Beginning the second week of August, officers from various QPS units, including the Highway Patrol, Tactical Crime Squad, General Duties, and Crime Prevention, collaborated to undertake patrols aimed at deterring potential offenders and engaging with the community to discuss crime prevention and safety strategies.
Ascot residents gathered around police motorcycles, engaging in discussions about crime prevention and community safety. Children were particularly enthusiastic, with some even taking turns pretending to ride the police motorcycles under the watchful eyes of officers.

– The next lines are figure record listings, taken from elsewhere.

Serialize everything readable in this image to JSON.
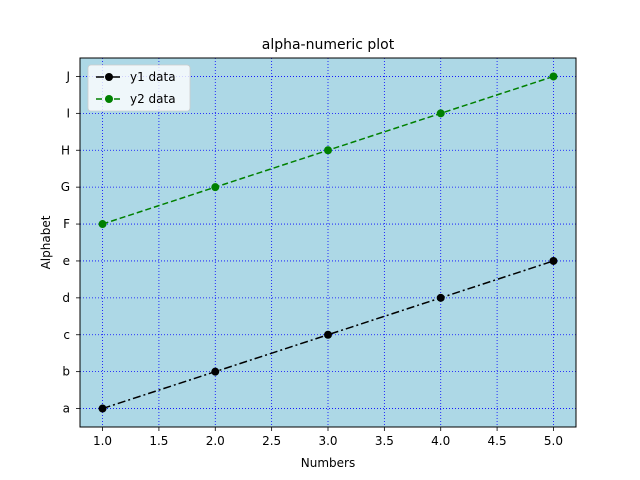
{
  "chart_data": {
    "type": "line",
    "title": "alpha-numeric plot",
    "xlabel": "Numbers",
    "ylabel": "Alphabet",
    "x": [
      1,
      2,
      3,
      4,
      5
    ],
    "xlim": [
      0.8,
      5.2
    ],
    "xticks": [
      "1.0",
      "1.5",
      "2.0",
      "2.5",
      "3.0",
      "3.5",
      "4.0",
      "4.5",
      "5.0"
    ],
    "ycategories": [
      "a",
      "b",
      "c",
      "d",
      "e",
      "F",
      "G",
      "H",
      "I",
      "J"
    ],
    "grid": true,
    "legend_position": "top-left",
    "background_color": "#add8e6",
    "grid_color": "#0000ff",
    "series": [
      {
        "name": "y1 data",
        "y": [
          "a",
          "b",
          "c",
          "d",
          "e"
        ],
        "color": "#000000",
        "linestyle": "dashdot",
        "marker": "circle"
      },
      {
        "name": "y2 data",
        "y": [
          "F",
          "G",
          "H",
          "I",
          "J"
        ],
        "color": "#008000",
        "linestyle": "dashed",
        "marker": "circle"
      }
    ]
  }
}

This interaction sparked excitement among the young ones, with the police emphasizing that it’s never too early to instill a sense of responsibility and respect for the law.
Ascot and its neighbouring suburbs have often fallen victim to high-end motor vehicle thefts, which prompted the QPS to offer a range of practical tips to mitigate the risk of such incidents.
Data from the QPS Crime Map show that there were 52 Unlawful Entry offences, or breaking into a property without consent, and 42 Theft incidents, or taking a person’s property with intention, in Ascot in the last six months.
Officers advised vehicle owners to utilise off-street parking, locked gates, or garages whenever possible, as parking on the street increases the vulnerability to theft. Basic measures, such as locking doors, closing windows, and keeping valuables out of sight, were emphasised as well as effective deterrents to opportunistic thefts.
To bolster protection, the QPS encouraged the installation of engine immobilisers that adhere to Australian Standard 4601:1999. These devices provide a robust defence against opportunistic vehicle thefts, but their effectiveness is compromised if car keys are easily accessible to thieves.
The community’s active participation and dedication to safety were commended by the police. Residents, particularly children, were recognized for wearing safety helmets while cycling around the area, demonstrating a commitment to their well-being.
Meanwhile, for individuals with information relevant to ongoing theft investigations, Policelink can be contacted through the online suspicious activity form available 24/7 on the Queensland Police website. Alternatively, anonymous tips can be reported to Crime Stoppers by calling 1800 333 000 or visiting www.crimestoppersqld.com.au.